Pakistanis adrift on an ocean of misery: Tim McGirk follows the wave of death and devastation that is sweeping across the land
Friday 18 September 1992
The Pakistan army helicopter circled in on a house no bigger than a raft, where a donkey was up to his neck in muddy water because there was no space for the animal on the roof. A farmer's family huddled on the roof. Some stood on a rope-framed bed, and the children balanced on a wall next to a bright circle of tomatoes.
In the helicopter, one of the airmen heaved out a bundle of food to the starving flood survivors below. There was bread, apples and two large bags of dried nuts that burst open in mid-air and rained down, irretrievably, into the trees and the floodwater. The farmer stood motionless, in water up to his chest, as though he had been turned into stone by this final misfortune.
Only from the air is it possible to comprehend the devastation that this past week of floods has caused to Pakistan. Punjab means 'Land of Five Rivers', but it seemed as though these five rivers had merged to become one gigantic river flooding everything inwards from the horizon. In this aquatic landscape houses have simply dissolved. Mango groves disappeared like dots receding across a brown page. And, every so often, a man appeared, either swimming, wading or punting across a broad expanse of water in a wobbly basket, while a flock of white egrets scattered.
In Britain it is big news if nine people die in a flood. But here in the sub-continent, disasters tend to occur on a more epic scale, a wider panorama. So far, more than 2,000 Pakistanis have perished in these floods, and another 1,000 people died from the same heavy rainstorm which also hit northern India.
Yet these flood victims exhibit a stoicism forged by many tragedies. They get on with it. Nobody seems to mind, for example, when a vendor decides to sell his fritters to a crowd gathered at the end of a broken dyke to see three farmers try to swim across a murderous current. Many farmers here in Panjnad refused to be evacuated, preferring to stay inside the earthen corrals around their huts or, if that puny defence is demolished by the waters, simply to cling from the nearest tree. 'It's very difficult to pull them out of these places,' said Major Ashgar Shiraz, an army spokesman in Multan. 'Many of them refuse to leave.' In Pakistan, 2,900 villages have been flooded, and much of the country's richest farmland has been devastated. Agriculture experts claim that most of Pakistan's cotton crop, which provides 50 per cent of export earnings, was destroyed by flood waters. The floods are expected to reach Sind today, causing more destruction before spilling into the Arabian Sea. The floods have swept across Pakistan from the Himalayas like an invading army. Since the waters thundered out of the Kashmir mountains, the Pakistan military's strategy has been to combat the tide by blasting open the dykes and river banks. This way fields are flooded but the towns, cities, major dams and bridges are spared.

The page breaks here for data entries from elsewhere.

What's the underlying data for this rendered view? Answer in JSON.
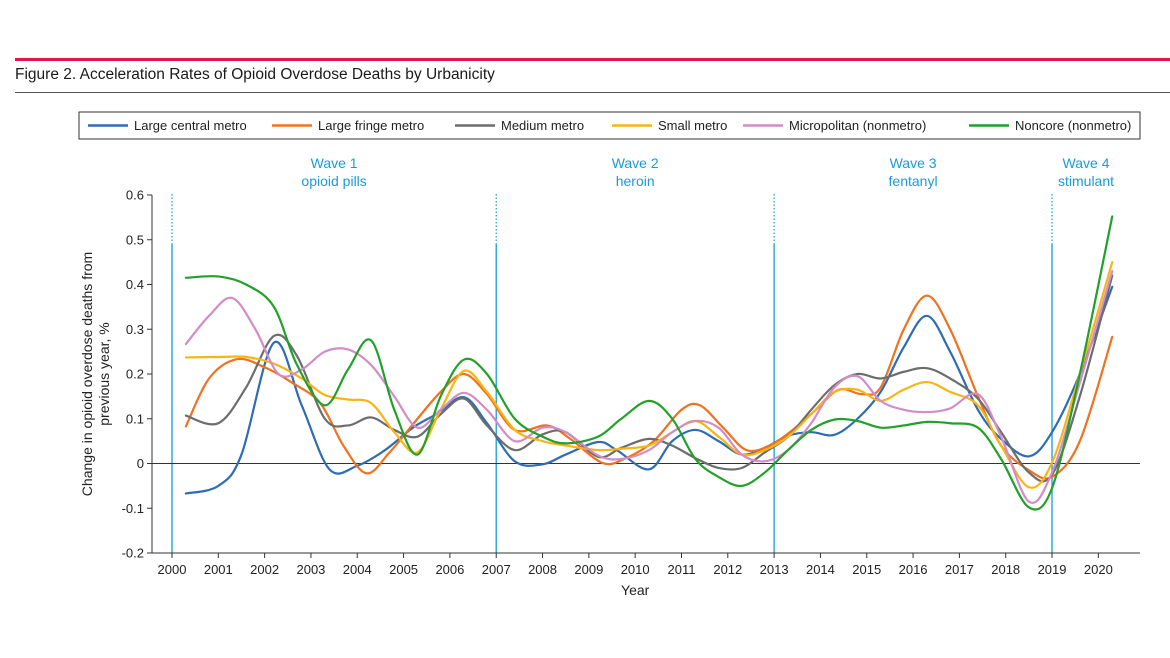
{
  "figure": {
    "title": "Figure 2. Acceleration Rates of Opioid Overdose Deaths by Urbanicity",
    "accent_color": "#e3154f",
    "wave_color": "#1a9bd7"
  },
  "chart_data": {
    "type": "line",
    "xlabel": "Year",
    "ylabel_lines": [
      "Change in opioid overdose deaths from",
      "previous year, %"
    ],
    "xlim": [
      2000,
      2020.5
    ],
    "ylim": [
      -0.2,
      0.6
    ],
    "xticks": [
      2000,
      2001,
      2002,
      2003,
      2004,
      2005,
      2006,
      2007,
      2008,
      2009,
      2010,
      2011,
      2012,
      2013,
      2014,
      2015,
      2016,
      2017,
      2018,
      2019,
      2020
    ],
    "yticks": [
      -0.2,
      -0.1,
      0,
      0.1,
      0.2,
      0.3,
      0.4,
      0.5,
      0.6
    ],
    "ytick_labels": [
      "-0.2",
      "-0.1",
      "0",
      "0.1",
      "0.2",
      "0.3",
      "0.4",
      "0.5",
      "0.6"
    ],
    "legend_position": "top",
    "waves": [
      {
        "x": 2000,
        "label": "Wave 1",
        "sublabel": "opioid pills"
      },
      {
        "x": 2007,
        "label": "Wave 2",
        "sublabel": "heroin"
      },
      {
        "x": 2013,
        "label": "Wave 3",
        "sublabel": "fentanyl"
      },
      {
        "x": 2019,
        "label": "Wave 4",
        "sublabel": "stimulant"
      }
    ],
    "series": [
      {
        "name": "Large central metro",
        "color": "#2e6db4",
        "points": [
          [
            2000.3,
            -0.067
          ],
          [
            2001.0,
            -0.05
          ],
          [
            2001.5,
            0.02
          ],
          [
            2002.2,
            0.27
          ],
          [
            2002.8,
            0.13
          ],
          [
            2003.4,
            -0.013
          ],
          [
            2004.0,
            -0.005
          ],
          [
            2004.6,
            0.03
          ],
          [
            2005.2,
            0.08
          ],
          [
            2005.7,
            0.11
          ],
          [
            2006.3,
            0.148
          ],
          [
            2006.8,
            0.09
          ],
          [
            2007.4,
            0.005
          ],
          [
            2008.0,
            -0.002
          ],
          [
            2008.5,
            0.02
          ],
          [
            2009.2,
            0.048
          ],
          [
            2009.6,
            0.03
          ],
          [
            2010.3,
            -0.013
          ],
          [
            2010.8,
            0.05
          ],
          [
            2011.3,
            0.075
          ],
          [
            2011.8,
            0.05
          ],
          [
            2012.3,
            0.02
          ],
          [
            2012.8,
            0.035
          ],
          [
            2013.3,
            0.062
          ],
          [
            2013.8,
            0.07
          ],
          [
            2014.3,
            0.064
          ],
          [
            2014.8,
            0.1
          ],
          [
            2015.3,
            0.16
          ],
          [
            2015.8,
            0.26
          ],
          [
            2016.3,
            0.33
          ],
          [
            2016.8,
            0.25
          ],
          [
            2017.4,
            0.12
          ],
          [
            2017.9,
            0.055
          ],
          [
            2018.5,
            0.016
          ],
          [
            2019.0,
            0.07
          ],
          [
            2019.6,
            0.2
          ],
          [
            2020.3,
            0.395
          ]
        ]
      },
      {
        "name": "Large fringe metro",
        "color": "#f0711f",
        "points": [
          [
            2000.3,
            0.083
          ],
          [
            2000.8,
            0.19
          ],
          [
            2001.4,
            0.233
          ],
          [
            2002.0,
            0.215
          ],
          [
            2002.6,
            0.18
          ],
          [
            2003.2,
            0.135
          ],
          [
            2003.7,
            0.04
          ],
          [
            2004.2,
            -0.022
          ],
          [
            2004.7,
            0.025
          ],
          [
            2005.3,
            0.1
          ],
          [
            2005.8,
            0.16
          ],
          [
            2006.3,
            0.2
          ],
          [
            2006.8,
            0.155
          ],
          [
            2007.4,
            0.075
          ],
          [
            2008.1,
            0.085
          ],
          [
            2008.6,
            0.055
          ],
          [
            2009.3,
            0.001
          ],
          [
            2009.8,
            0.012
          ],
          [
            2010.4,
            0.05
          ],
          [
            2011.0,
            0.12
          ],
          [
            2011.4,
            0.13
          ],
          [
            2011.9,
            0.08
          ],
          [
            2012.4,
            0.03
          ],
          [
            2012.9,
            0.04
          ],
          [
            2013.4,
            0.075
          ],
          [
            2013.9,
            0.12
          ],
          [
            2014.4,
            0.165
          ],
          [
            2014.9,
            0.155
          ],
          [
            2015.3,
            0.17
          ],
          [
            2015.8,
            0.3
          ],
          [
            2016.3,
            0.375
          ],
          [
            2016.8,
            0.3
          ],
          [
            2017.4,
            0.15
          ],
          [
            2017.9,
            0.04
          ],
          [
            2018.5,
            -0.015
          ],
          [
            2019.0,
            -0.03
          ],
          [
            2019.6,
            0.05
          ],
          [
            2020.3,
            0.283
          ]
        ]
      },
      {
        "name": "Medium metro",
        "color": "#6d6d6d",
        "points": [
          [
            2000.3,
            0.107
          ],
          [
            2001.0,
            0.09
          ],
          [
            2001.6,
            0.17
          ],
          [
            2002.2,
            0.285
          ],
          [
            2002.7,
            0.24
          ],
          [
            2003.3,
            0.1
          ],
          [
            2003.8,
            0.085
          ],
          [
            2004.3,
            0.103
          ],
          [
            2004.8,
            0.075
          ],
          [
            2005.3,
            0.06
          ],
          [
            2005.8,
            0.11
          ],
          [
            2006.3,
            0.145
          ],
          [
            2006.8,
            0.085
          ],
          [
            2007.4,
            0.03
          ],
          [
            2008.0,
            0.065
          ],
          [
            2008.5,
            0.07
          ],
          [
            2009.2,
            0.015
          ],
          [
            2009.7,
            0.035
          ],
          [
            2010.3,
            0.055
          ],
          [
            2010.8,
            0.04
          ],
          [
            2011.3,
            0.012
          ],
          [
            2011.8,
            -0.01
          ],
          [
            2012.3,
            -0.01
          ],
          [
            2012.8,
            0.025
          ],
          [
            2013.3,
            0.06
          ],
          [
            2013.8,
            0.12
          ],
          [
            2014.3,
            0.175
          ],
          [
            2014.8,
            0.2
          ],
          [
            2015.3,
            0.19
          ],
          [
            2015.8,
            0.205
          ],
          [
            2016.3,
            0.213
          ],
          [
            2016.8,
            0.19
          ],
          [
            2017.4,
            0.145
          ],
          [
            2017.9,
            0.07
          ],
          [
            2018.5,
            -0.02
          ],
          [
            2019.0,
            -0.025
          ],
          [
            2019.6,
            0.15
          ],
          [
            2020.3,
            0.42
          ]
        ]
      },
      {
        "name": "Small metro",
        "color": "#f7b515",
        "points": [
          [
            2000.3,
            0.237
          ],
          [
            2001.0,
            0.238
          ],
          [
            2001.6,
            0.238
          ],
          [
            2002.2,
            0.223
          ],
          [
            2002.8,
            0.19
          ],
          [
            2003.3,
            0.153
          ],
          [
            2003.8,
            0.143
          ],
          [
            2004.3,
            0.135
          ],
          [
            2004.8,
            0.07
          ],
          [
            2005.3,
            0.025
          ],
          [
            2005.8,
            0.12
          ],
          [
            2006.3,
            0.207
          ],
          [
            2006.8,
            0.16
          ],
          [
            2007.4,
            0.075
          ],
          [
            2008.0,
            0.05
          ],
          [
            2008.5,
            0.04
          ],
          [
            2009.2,
            0.03
          ],
          [
            2009.7,
            0.033
          ],
          [
            2010.3,
            0.04
          ],
          [
            2010.8,
            0.07
          ],
          [
            2011.3,
            0.095
          ],
          [
            2011.8,
            0.06
          ],
          [
            2012.3,
            0.02
          ],
          [
            2012.8,
            0.03
          ],
          [
            2013.3,
            0.06
          ],
          [
            2013.8,
            0.11
          ],
          [
            2014.3,
            0.16
          ],
          [
            2014.8,
            0.165
          ],
          [
            2015.3,
            0.14
          ],
          [
            2015.8,
            0.165
          ],
          [
            2016.3,
            0.182
          ],
          [
            2016.8,
            0.16
          ],
          [
            2017.4,
            0.13
          ],
          [
            2017.9,
            0.04
          ],
          [
            2018.5,
            -0.053
          ],
          [
            2019.0,
            0.002
          ],
          [
            2019.6,
            0.2
          ],
          [
            2020.3,
            0.45
          ]
        ]
      },
      {
        "name": "Micropolitan (nonmetro)",
        "color": "#d38cc8",
        "points": [
          [
            2000.3,
            0.267
          ],
          [
            2000.8,
            0.33
          ],
          [
            2001.3,
            0.37
          ],
          [
            2001.8,
            0.3
          ],
          [
            2002.3,
            0.2
          ],
          [
            2002.8,
            0.21
          ],
          [
            2003.3,
            0.25
          ],
          [
            2003.8,
            0.255
          ],
          [
            2004.3,
            0.22
          ],
          [
            2004.8,
            0.15
          ],
          [
            2005.3,
            0.08
          ],
          [
            2005.8,
            0.12
          ],
          [
            2006.3,
            0.158
          ],
          [
            2006.8,
            0.12
          ],
          [
            2007.4,
            0.05
          ],
          [
            2008.0,
            0.08
          ],
          [
            2008.5,
            0.07
          ],
          [
            2009.2,
            0.018
          ],
          [
            2009.7,
            0.01
          ],
          [
            2010.3,
            0.03
          ],
          [
            2010.8,
            0.07
          ],
          [
            2011.3,
            0.095
          ],
          [
            2011.8,
            0.08
          ],
          [
            2012.3,
            0.02
          ],
          [
            2012.8,
            0.005
          ],
          [
            2013.3,
            0.03
          ],
          [
            2013.8,
            0.09
          ],
          [
            2014.3,
            0.17
          ],
          [
            2014.8,
            0.195
          ],
          [
            2015.3,
            0.14
          ],
          [
            2015.8,
            0.12
          ],
          [
            2016.3,
            0.115
          ],
          [
            2016.8,
            0.123
          ],
          [
            2017.4,
            0.155
          ],
          [
            2017.9,
            0.06
          ],
          [
            2018.5,
            -0.085
          ],
          [
            2019.0,
            -0.02
          ],
          [
            2019.6,
            0.18
          ],
          [
            2020.3,
            0.43
          ]
        ]
      },
      {
        "name": "Noncore (nonmetro)",
        "color": "#21a12a",
        "points": [
          [
            2000.3,
            0.415
          ],
          [
            2001.0,
            0.418
          ],
          [
            2001.6,
            0.4
          ],
          [
            2002.2,
            0.35
          ],
          [
            2002.7,
            0.22
          ],
          [
            2003.3,
            0.13
          ],
          [
            2003.8,
            0.21
          ],
          [
            2004.3,
            0.275
          ],
          [
            2004.8,
            0.12
          ],
          [
            2005.3,
            0.02
          ],
          [
            2005.8,
            0.15
          ],
          [
            2006.3,
            0.232
          ],
          [
            2006.8,
            0.2
          ],
          [
            2007.4,
            0.1
          ],
          [
            2008.0,
            0.06
          ],
          [
            2008.5,
            0.045
          ],
          [
            2009.2,
            0.06
          ],
          [
            2009.7,
            0.1
          ],
          [
            2010.3,
            0.14
          ],
          [
            2010.8,
            0.1
          ],
          [
            2011.3,
            0.01
          ],
          [
            2011.8,
            -0.03
          ],
          [
            2012.3,
            -0.05
          ],
          [
            2012.8,
            -0.02
          ],
          [
            2013.3,
            0.03
          ],
          [
            2013.8,
            0.075
          ],
          [
            2014.3,
            0.098
          ],
          [
            2014.8,
            0.095
          ],
          [
            2015.3,
            0.08
          ],
          [
            2015.8,
            0.085
          ],
          [
            2016.3,
            0.093
          ],
          [
            2016.8,
            0.09
          ],
          [
            2017.4,
            0.08
          ],
          [
            2017.9,
            0.01
          ],
          [
            2018.5,
            -0.098
          ],
          [
            2019.0,
            -0.055
          ],
          [
            2019.6,
            0.2
          ],
          [
            2020.3,
            0.552
          ]
        ]
      }
    ]
  }
}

Helicopters were used to drop in soldiers armed with shovels. Trains and lorries loaded with stones were rushed to fortify the embankments around towns and cities of Sind and Punjab. This mobile defence worked well until the floods hit Muzaffargarh, a town of 50,000 inhabitants in southern Punjab. There, the combined forces of the Ravi, Jhelum and Chenab rivers punched through the army's defensive perimeter of earthen dams and ate away half of the town.
It had been evacuated several hours earlier and the refugees sat on a long sliver of land with their beds, blankets and useless television sets and watched their houses crumble away in the swirling current. A floodgate at Panjnad, regarded as a potential risk, resisted the torrent, which came within three feet of demolishing it.
The next battle for army engineers will be farther south, as the flood pours into Sind. There, at Guddu, a power plant on the banks of the Indus river stands in danger of being washed away. The flood waters also threaten to destroy a major irrigation network and cut road and rail links between Karachi, Pakistan's major industrial city, and the rest of the drenched country.